“Dear Theophilus, in the first volume of this book I wrote on everything that Jesus began to do and teach, until the day He said goodbye to the apostles, the ones He had chosen through the Holy Spirit, and was taken up to heaven. After His death He presented Himself alive in many different settings over a period of forty days. In face-to-face meetings, He talked to them about things concerning the kingdom of God.” Acts 1:1-3 (NIV).

It is fitting that we continue the story of Jesus as Luke did to his friend, Theophilus. We are indebted to him for his meticulous record. Without it we would never know the sequel to the Jesus-story and how the first disciples took on the Roman Empire and, through the promised Holy Spirit, so securely planted the message of the truth about Jesus that it infiltrated the known world of their day and still continues to change lives through their writings.

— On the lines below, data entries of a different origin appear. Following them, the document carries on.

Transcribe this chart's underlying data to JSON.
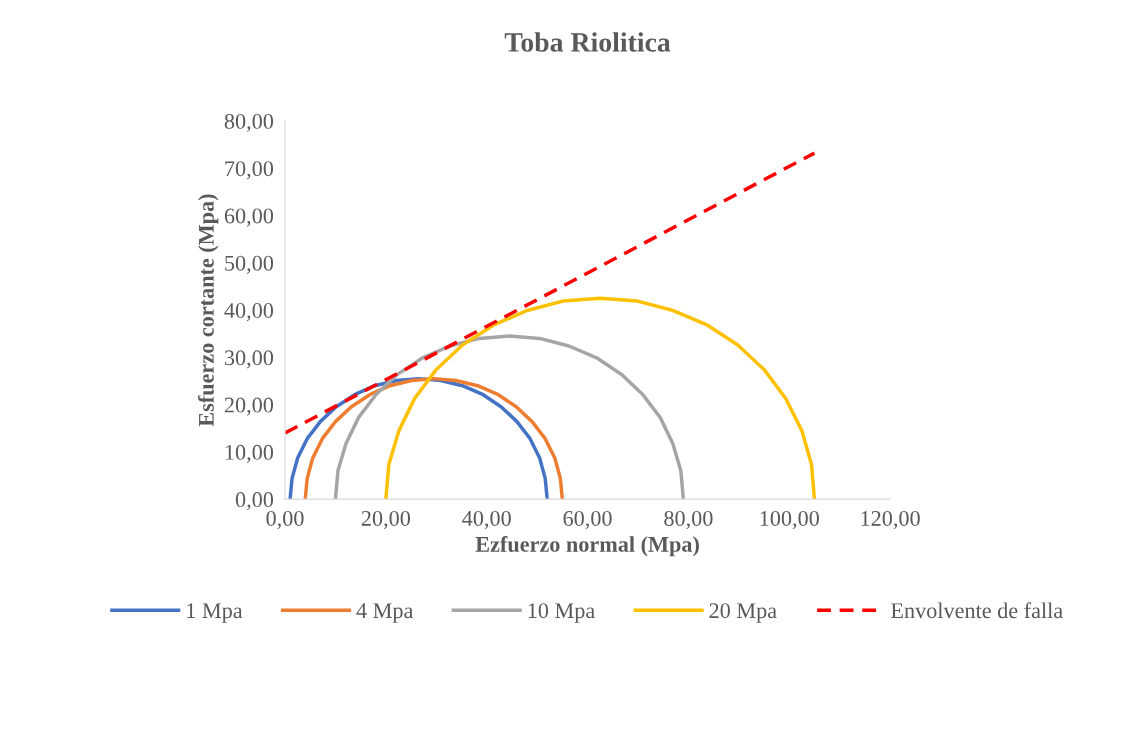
{
  "chart_data": {
    "type": "line",
    "title": "Toba Riolitica",
    "xlabel": "Ezfuerzo normal (Mpa)",
    "ylabel": "Esfuerzo cortante (Mpa)",
    "xlim": [
      0,
      120
    ],
    "ylim": [
      0,
      80
    ],
    "xticks": [
      {
        "value": 0,
        "label": "0,00"
      },
      {
        "value": 20,
        "label": "20,00"
      },
      {
        "value": 40,
        "label": "40,00"
      },
      {
        "value": 60,
        "label": "60,00"
      },
      {
        "value": 80,
        "label": "80,00"
      },
      {
        "value": 100,
        "label": "100,00"
      },
      {
        "value": 120,
        "label": "120,00"
      }
    ],
    "yticks": [
      {
        "value": 0,
        "label": "0,00"
      },
      {
        "value": 10,
        "label": "10,00"
      },
      {
        "value": 20,
        "label": "20,00"
      },
      {
        "value": 30,
        "label": "30,00"
      },
      {
        "value": 40,
        "label": "40,00"
      },
      {
        "value": 50,
        "label": "50,00"
      },
      {
        "value": 60,
        "label": "60,00"
      },
      {
        "value": 70,
        "label": "70,00"
      },
      {
        "value": 80,
        "label": "80,00"
      }
    ],
    "grid": false,
    "legend": "bottom",
    "marker": "none",
    "series": [
      {
        "name": "1 Mpa",
        "color": "#4472c4",
        "line_style": "solid",
        "x": [
          1.0,
          1.4,
          2.5,
          4.4,
          7.0,
          10.1,
          13.8,
          17.8,
          22.1,
          26.5,
          30.9,
          35.2,
          39.3,
          42.9,
          46.0,
          48.6,
          50.5,
          51.6,
          52.0
        ],
        "values": [
          0,
          4.4,
          8.7,
          12.8,
          16.4,
          19.5,
          22.1,
          24.0,
          25.1,
          25.5,
          25.1,
          24.0,
          22.1,
          19.5,
          16.4,
          12.8,
          8.7,
          4.4,
          0
        ]
      },
      {
        "name": "4 Mpa",
        "color": "#ed7d31",
        "line_style": "solid",
        "x": [
          4.0,
          4.4,
          5.5,
          7.4,
          10.0,
          13.1,
          16.8,
          20.8,
          25.1,
          29.5,
          33.9,
          38.2,
          42.3,
          45.9,
          49.0,
          51.6,
          53.5,
          54.6,
          55.0
        ],
        "values": [
          0,
          4.4,
          8.7,
          12.8,
          16.4,
          19.5,
          22.1,
          24.0,
          25.1,
          25.5,
          25.1,
          24.0,
          22.1,
          19.5,
          16.4,
          12.8,
          8.7,
          4.4,
          0
        ]
      },
      {
        "name": "10 Mpa",
        "color": "#a5a5a5",
        "line_style": "solid",
        "x": [
          10.0,
          10.5,
          12.1,
          14.6,
          18.1,
          22.3,
          27.3,
          32.7,
          38.5,
          44.5,
          50.5,
          56.3,
          61.8,
          66.7,
          70.9,
          74.4,
          76.9,
          78.5,
          79.0
        ],
        "values": [
          0,
          6.0,
          11.8,
          17.3,
          22.2,
          26.4,
          29.9,
          32.4,
          34.0,
          34.5,
          34.0,
          32.4,
          29.9,
          26.4,
          22.2,
          17.3,
          11.8,
          6.0,
          0
        ]
      },
      {
        "name": "20 Mpa",
        "color": "#ffc000",
        "line_style": "solid",
        "x": [
          20.0,
          20.6,
          22.6,
          25.7,
          29.9,
          35.2,
          41.3,
          48.0,
          55.1,
          62.5,
          69.9,
          77.0,
          83.8,
          89.8,
          95.1,
          99.3,
          102.5,
          104.4,
          105.0
        ],
        "values": [
          0,
          7.4,
          14.5,
          21.3,
          27.3,
          32.6,
          36.8,
          39.9,
          41.9,
          42.5,
          41.9,
          39.9,
          36.8,
          32.6,
          27.3,
          21.3,
          14.5,
          7.4,
          0
        ]
      },
      {
        "name": "Envolvente de falla",
        "color": "#ff0000",
        "line_style": "dashed",
        "x": [
          0,
          105
        ],
        "values": [
          14,
          73.2
        ]
      }
    ]
  }
}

Luke made sure that Theophilus understood that Jesus spent forty days with His disciples after the resurrection, tying up all the loose ends so that they would know exactly what to preach and teach after He left them. His theme was the kingdom of God.  There was no doubt that He was alive and that He would continue to be fully involved with them as they carried out His instructions and lived out His life in a hostile environment.

Unlike so much of current preaching and teaching which ignores the bigger picture and makes the gospel all about us, He put His life and death into the perspective of God’s realm and rule in the lives of people. It was not about them. It was about Him, His purpose for coming and their on-going mission to proclaim Him to the world.

He would have warned them that their task was a dangerous one. Like Him they would have to face the hostility of the Jewish leaders who had put Him to death as well as the Caesars whose claims demanded the worship and allegiance that was due Him alone.

These arrogant Roman emperors, in particular Caesar Augustus, “believed that he was god incarnate on earth, the prince of peace who had come to restore all of creation…His priests offered sacrifices and incense to rid people of their guilt. One of his popular slogans was “There is no other name under heaven by which men can be saved than that of Caesar.” Another phrase they used was “Caesar is Lord.” Throughout the Roman Empire, the Caesars called on people to worship them as the divine saviours of humankind…” (Rob Bell, Velvet Elvis, Zondervan 2005, page 162)

The implications are obvious. Into this world came the “Jesus movement” in a remote corner of the empire that was giving them no end of trouble. These people claimed that their leader was a rabbi, that He had announced the arrival of the kingdom of God, that He had been executed by the Roman authorities for treason, and that His followers claimed that He was alive. Now they were claiming that He, not Caesar, is Lord!

Their opposition would be ruthless ad relentless but the message had to go out. The apostles had to know it, be convinced of it, believe it and proclaim it no matter what the consequences. This was the final mission of Jesus before He returned to the Father. For forty days He instructed them until He was sure that they were ready to take on the world!